Miko : Ne t'en fais pas, comme tu peux le constater, la mobilisation a été telle que, la voici, la voilà , la suite débarque ! En espérant qu'elle te plaise et au plaisir de te croiser au détour d'une review !

Zeleph Neko : Nooooooon ! Ne pleure pas ! J'me sens déjà suffisamment horrible d'avoir fait subir ça à Luffy alors si en plus je fais pleurer dans les chaumières … C'est que j'ai RÉUSSI ! MOUHAHA ! -sort-

Non, plus sérieusement, merci pour tes encouragements, ça me fait très plaisir ! Merci, merci, merci ! En espérant que la suite te plaise autant que le reste !
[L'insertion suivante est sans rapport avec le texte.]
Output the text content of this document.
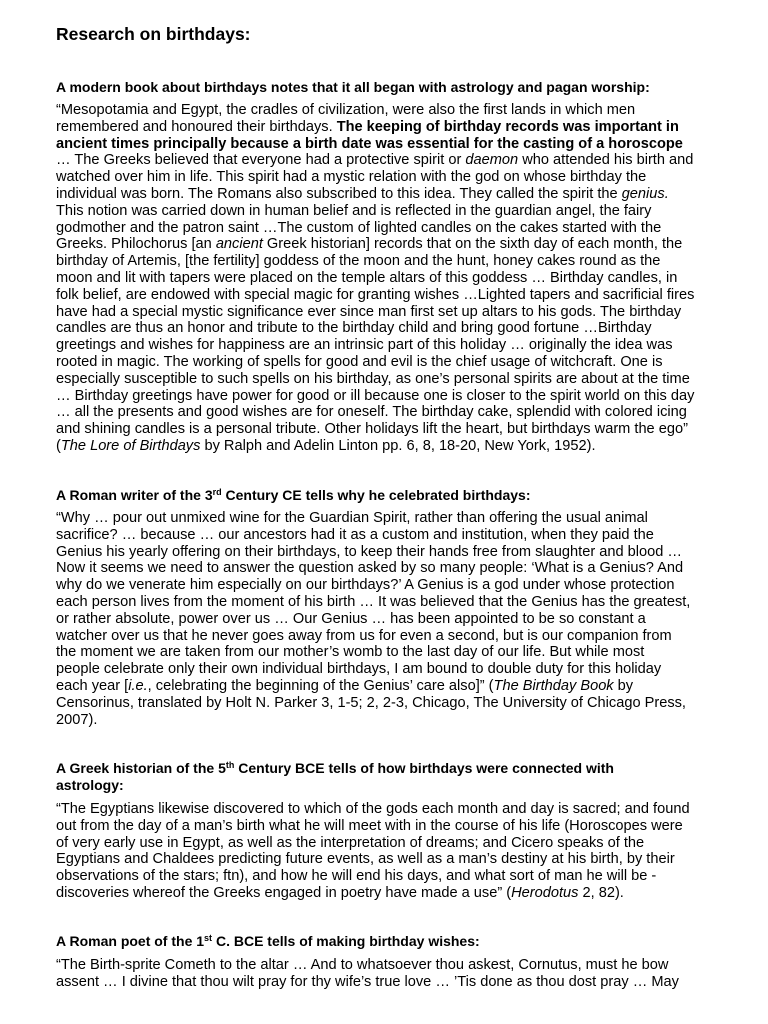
Research on birthdays:
A modern book about birthdays notes that it all began with astrology and pagan worship:
“Mesopotamia and Egypt, the cradles of civilization, were also the first lands in which men
remembered and honoured their birthdays. The keeping of birthday records was important in
ancient times principally because a birth date was essential for the casting of a horoscope
… The Greeks believed that everyone had a protective spirit or daemon who attended his birth and
watched over him in life. This spirit had a mystic relation with the god on whose birthday the
individual was born. The Romans also subscribed to this idea. They called the spirit the genius.
This notion was carried down in human belief and is reflected in the guardian angel, the fairy
godmother and the patron saint …The custom of lighted candles on the cakes started with the
Greeks. Philochorus [an ancient Greek historian] records that on the sixth day of each month, the
birthday of Artemis, [the fertility] goddess of the moon and the hunt, honey cakes round as the
moon and lit with tapers were placed on the temple altars of this goddess … Birthday candles, in
folk belief, are endowed with special magic for granting wishes …Lighted tapers and sacrificial fires
have had a special mystic significance ever since man first set up altars to his gods. The birthday
candles are thus an honor and tribute to the birthday child and bring good fortune …Birthday
greetings and wishes for happiness are an intrinsic part of this holiday … originally the idea was
rooted in magic. The working of spells for good and evil is the chief usage of witchcraft. One is
especially susceptible to such spells on his birthday, as one’s personal spirits are about at the time
… Birthday greetings have power for good or ill because one is closer to the spirit world on this day
… all the presents and good wishes are for oneself. The birthday cake, splendid with colored icing
and shining candles is a personal tribute. Other holidays lift the heart, but birthdays warm the ego”
(The Lore of Birthdays by Ralph and Adelin Linton pp. 6, 8, 18-20, New York, 1952).
A Roman writer of the 3rd Century CE tells why he celebrated birthdays:
“Why … pour out unmixed wine for the Guardian Spirit, rather than offering the usual animal
sacrifice? … because … our ancestors had it as a custom and institution, when they paid the
Genius his yearly offering on their birthdays, to keep their hands free from slaughter and blood …
Now it seems we need to answer the question asked by so many people: ‘What is a Genius? And
why do we venerate him especially on our birthdays?’ A Genius is a god under whose protection
each person lives from the moment of his birth … It was believed that the Genius has the greatest,
or rather absolute, power over us … Our Genius … has been appointed to be so constant a
watcher over us that he never goes away from us for even a second, but is our companion from
the moment we are taken from our mother’s womb to the last day of our life. But while most
people celebrate only their own individual birthdays, I am bound to double duty for this holiday
each year [i.e., celebrating the beginning of the Genius’ care also]” (The Birthday Book by
Censorinus, translated by Holt N. Parker 3, 1-5; 2, 2-3, Chicago, The University of Chicago Press,
2007).
A Greek historian of the 5th Century BCE tells of how birthdays were connected with
astrology:
“The Egyptians likewise discovered to which of the gods each month and day is sacred; and found
out from the day of a man’s birth what he will meet with in the course of his life (Horoscopes were
of very early use in Egypt, as well as the interpretation of dreams; and Cicero speaks of the
Egyptians and Chaldees predicting future events, as well as a man’s destiny at his birth, by their
observations of the stars; ftn), and how he will end his days, and what sort of man he will be -
discoveries whereof the Greeks engaged in poetry have made a use” (Herodotus 2, 82).
A Roman poet of the 1st C. BCE tells of making birthday wishes:
“The Birth-sprite Cometh to the altar … And to whatsoever thou askest, Cornutus, must he bow
assent … I divine that thou wilt pray for thy wife’s true love … ’Tis done as thou dost pray … May
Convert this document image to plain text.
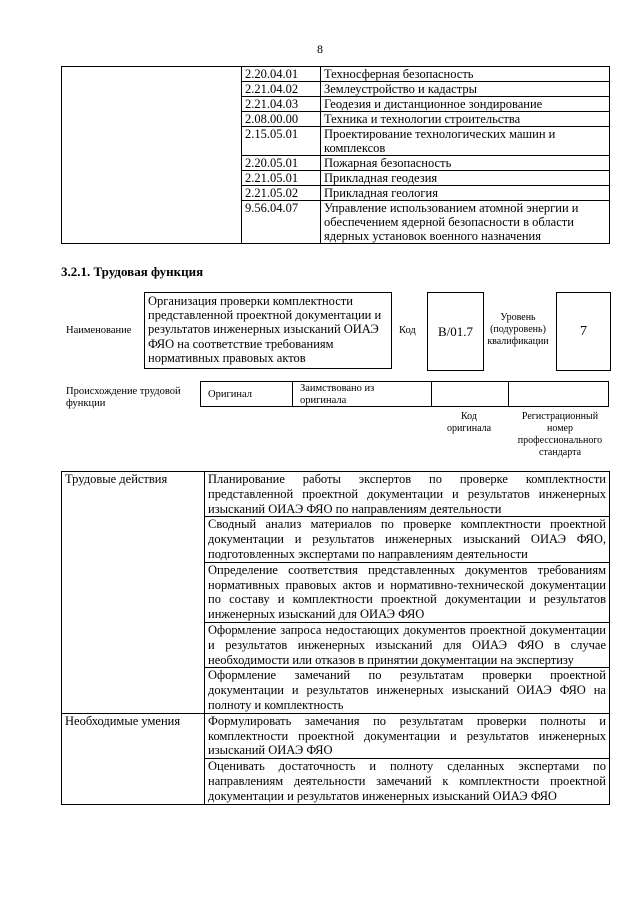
8
	2.20.04.01	Техносферная безопасность
	2.21.04.02	Землеустройство и кадастры
	2.21.04.03	Геодезия и дистанционное зондирование
	2.08.00.00	Техника и технологии строительства
	2.15.05.01	Проектирование технологических машин и комплексов
	2.20.05.01	Пожарная безопасность
	2.21.05.01	Прикладная геодезия
	2.21.05.02	Прикладная геология
	9.56.04.07	Управление использованием атомной энергии и обеспечением ядерной безопасности в области ядерных установок военного назначения
3.2.1. Трудовая функция
Наименование
Организация проверки комплектности представленной проектной документации и результатов инженерных изысканий ОИАЭ ФЯО на соответствие требованиям нормативных правовых актов
Код	B/01.7
Уровень (подуровень) квалификации
7
Происхождение трудовой функции
Оригинал
Заимствовано из оригинала
Код оригинала
Регистрационный номер профессионального стандарта
Трудовые действия	Планирование работы экспертов по проверке комплектности представленной проектной документации и результатов инженерных изысканий ОИАЭ ФЯО по направлениям деятельности
	Сводный анализ материалов по проверке комплектности проектной документации и результатов инженерных изысканий ОИАЭ ФЯО, подготовленных экспертами по направлениям деятельности
	Определение соответствия представленных документов требованиям нормативных правовых актов и нормативно-технической документации по составу и комплектности проектной документации и результатов инженерных изысканий для ОИАЭ ФЯО
	Оформление запроса недостающих документов проектной документации и результатов инженерных изысканий для ОИАЭ ФЯО в случае необходимости или отказов в принятии документации на экспертизу
	Оформление замечаний по результатам проверки проектной документации и результатов инженерных изысканий ОИАЭ ФЯО на полноту и комплектность
Необходимые умения	Формулировать замечания по результатам проверки полноты и комплектности проектной документации и результатов инженерных изысканий ОИАЭ ФЯО
	Оценивать достаточность и полноту сделанных экспертами по направлениям деятельности замечаний к комплектности проектной документации и результатов инженерных изысканий ОИАЭ ФЯО
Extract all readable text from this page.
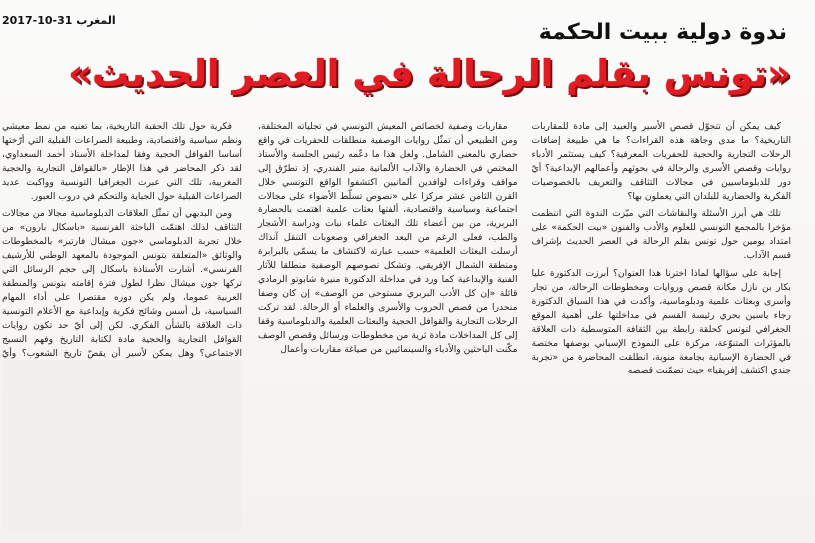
المغرب 31-10-2017	ندوة دولية ببيت الحكمة
«تونس بقلم الرحالة في العصر الحديث»

كيف يمكن أن تتحوّل قصص الأسير والعبيد إلى مادة للمقاربات التاريخية؟ ما مدى وجاهة هذه القراءات؟ ما هي طبيعة إضافات الرحلات التجارية والحجية للحفريات المعرفية؟ كيف يستثمر الأدباء روايات وقصص الأسرى والرحالة في بحوثهم وأعمالهم الإبداعية؟ أيّ دور للدبلوماسيين في مجالات التثاقف والتعريف بالخصوصيات الفكرية والحضارية للبلدان التي يعملون بها؟

تلك هي أبرز الأسئلة والنقاشات التي ميّزت الندوة التي انتظمت مؤخرا بالمجمع التونسي للعلوم والأدب والفنون «بيت الحكمة» على امتداد يومين حول تونس بقلم الرحالة في العصر الحديث بإشراف قسم الآداب.

إجابة على سؤالها لماذا اخترنا هذا العنوان؟ أبرزت الدكتورة عليا بكار بن نازل مكانة قصص وروايات ومخطوطات الرحالة، من تجار وأسرى وبعثات علمية ودبلوماسية، وأكدت في هذا السياق الدكتورة رجاء ياسين بحري رئيسة القسم في مداخلتها على أهمية الموقع الجغرافي لتونس كحلقة رابطة بين الثقافة المتوسطية ذات العلاقة بالمؤثرات المتنوّعة، مركزة على النموذج الإسباني بوصفها مختصة في الحضارة الإسبانية بجامعة منوبة، انطلقت المحاضرة من «تجربة جندي اكتشف إفريقيا» حيث تضمّنت قصصه

مقاربات وصفية لخصائص المعيش التونسي في تجلياته المختلفة، ومن الطبيعي أن تمثّل روايات الوصفية منطلقات للحفريات في واقع حضاري بالمعنى الشامل. ولعل هذا ما دعّمه رئيس الجلسة والأستاذ المختص في الحضارة والآداب الألمانية منير الفندري، إذ تطرّق إلى مواقف وقراءات لوافدين ألمانيين اكتشفوا الواقع التونسي خلال القرن الثامن عشر مركزا على «نصوص تسلّط الأضواء على مجالات اجتماعية وسياسية واقتصادية، ألفتها بعثات علمية اهتمت بالحضارة البربرية، من بين أعضاء تلك البعثات علماء نبات ودراسة الأشجار والطب، فعلى الرغم من البعد الجغرافي وصعوبات التنقل آنذاك أرسلت البعثات العلمية» حسب عبارته لاكتشاف ما يسمّى بالبرابرة ومنطقة الشمال الإفريقي. وتشكل نصوصهم الوصفية منطلقا للآثار الفنية والإبداعية كما ورد في مداخلة الدكتورة منيرة شابوتو الرمادي قائلة «إن كل الأدب البربري مستوحى من الوصف» إن كان وصفا منحدرا من قصص الحروب والأسرى والعلماء أو الرحالة. لقد تركت الرحلات التجارية والقوافل الحجية والبعثات العلمية والدبلوماسية وقفا إلى كل المداخلات مادة ثرية من مخطوطات ورسائل وقصص الوصف مكّنت الباحثين والأدباء والسينمائيين من صياغة مقاربات وأعمال

فكرية حول تلك الحقبة التاريخية، بما تعنيه من نمط معيشي ونظم سياسية واقتصادية، وطبيعة الصراعات القبلية التي أرّختها أساسا القوافل الحجية وفقا لمداخلة الأستاذ أحمد السعداوي، لقد ذكر المحاضر في هذا الإطار «بالقوافل التجارية والحجية المغربية، تلك التي عبرت الجغرافيا التونسية وواكبت عديد الصراعات القبلية حول الجباية والتحكم في دروب العبور.

ومن البديهي أن تمثّل العلاقات الدبلوماسية مجالا من مجالات التثاقف لذلك اهتمّت الباحثة الفرنسية «باسكال بارون» من خلال تجربة الدبلوماسي «جون ميشال فارتير» بالمخطوطات والوثائق «المتعلقة بتونس الموجودة بالمعهد الوطني للأرشيف الفرنسي». أشارت الأستاذة باسكال إلى حجم الرسائل التي تركها جون ميشال نظرا لطول فترة إقامته بتونس والمنطقة العربية عموما، ولم يكن دوره مقتصرا على أداء المهام السياسية، بل أسس وشائج فكرية وإبداعية مع الأعلام التونسية ذات العلاقة بالشأن الفكري. لكن إلى أيّ حد تكون روايات القوافل التجارية والحجية مادة لكتابة التاريخ وفهم النسيج الاجتماعي؟ وهل يمكن لأسير أن يقصّ تاريخ الشعوب؟ وأيّ
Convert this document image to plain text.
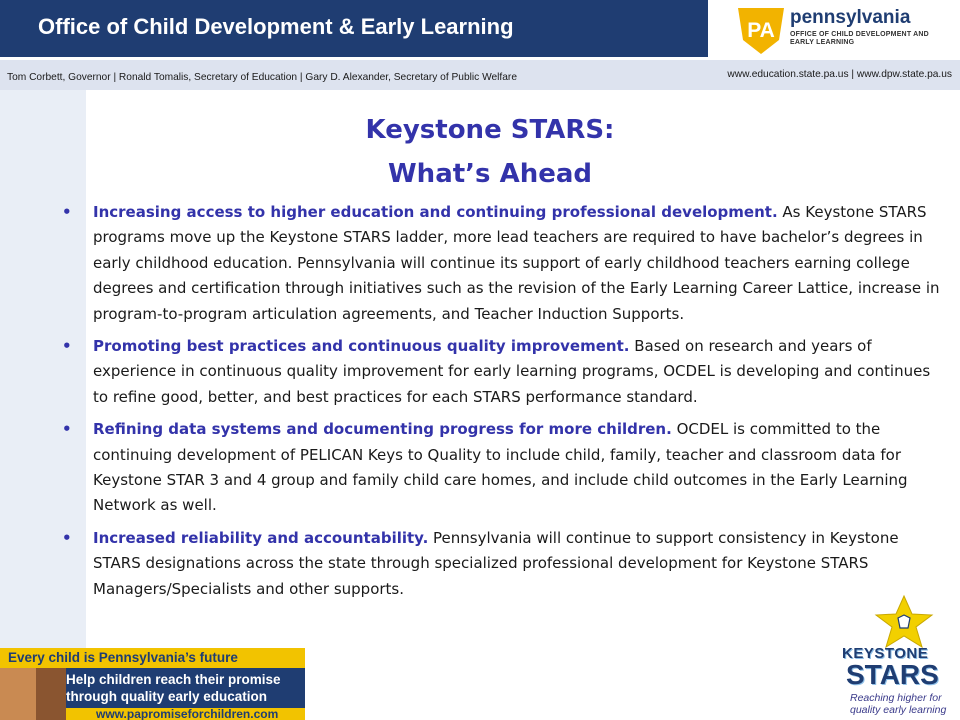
Office of Child Development & Early Learning	PA
pennsylvania
OFFICE OF CHILD DEVELOPMENT AND EARLY LEARNING
Tom Corbett, Governor | Ronald Tomalis, Secretary of Education | Gary D. Alexander, Secretary of Public Welfare	www.education.state.pa.us | www.dpw.state.pa.us
Keystone STARS:
What’s Ahead
• Increasing access to higher education and continuing professional development. As Keystone STARS programs move up the Keystone STARS ladder, more lead teachers are required to have bachelor’s degrees in early childhood education. Pennsylvania will continue its support of early childhood teachers earning college degrees and certification through initiatives such as the revision of the Early Learning Career Lattice, increase in program-to-program articulation agreements, and Teacher Induction Supports.
• Promoting best practices and continuous quality improvement. Based on research and years of experience in continuous quality improvement for early learning programs, OCDEL is developing and continues to refine good, better, and best practices for each STARS performance standard.
• Refining data systems and documenting progress for more children. OCDEL is committed to the continuing development of PELICAN Keys to Quality to include child, family, teacher and classroom data for Keystone STAR 3 and 4 group and family child care homes, and include child outcomes in the Early Learning Network as well.
• Increased reliability and accountability. Pennsylvania will continue to support consistency in Keystone STARS designations across the state through specialized professional development for Keystone STARS Managers/Specialists and other supports.
Every child is Pennsylvania’s future
Help children reach their promise
through quality early education
www.papromiseforchildren.com
KEYSTONE
STARS
Reaching higher for quality early learning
Someone : Rassure-toi, cette fois ta review a été parfaitement réceptionnée ! Et merci ! Zoro est une source d'inquiétude pour moi dans cette fiction étant donné que j'ai extrêmement peur de le faire OOC. Mais vous avez été plusieurs à me conforter dans l'idée que non, je restais quand même fidèle au personnage. Donc OUF ! Sauvée !

Sinon, j'espère que ce chapitre te plaira ! L'action arrive pour bientôt ! Mais en attendant, encore un peu de blabla ! Promis, le tabassage de clébard, ça approche !

Voilà ~J'arrête mon blabla et je vous laisse attaquer la suite !

Bonne lecture !


Chapitre Seizième – Équipage


Hermep inspira profondément l'air marin lui caressant doucement le visage, le savourant. Moment de plénitude qu'il ne s'accordait que rarement, toujours ballotté entre l'enthousiasme de Kobby et les remontrances incessantes de Garp.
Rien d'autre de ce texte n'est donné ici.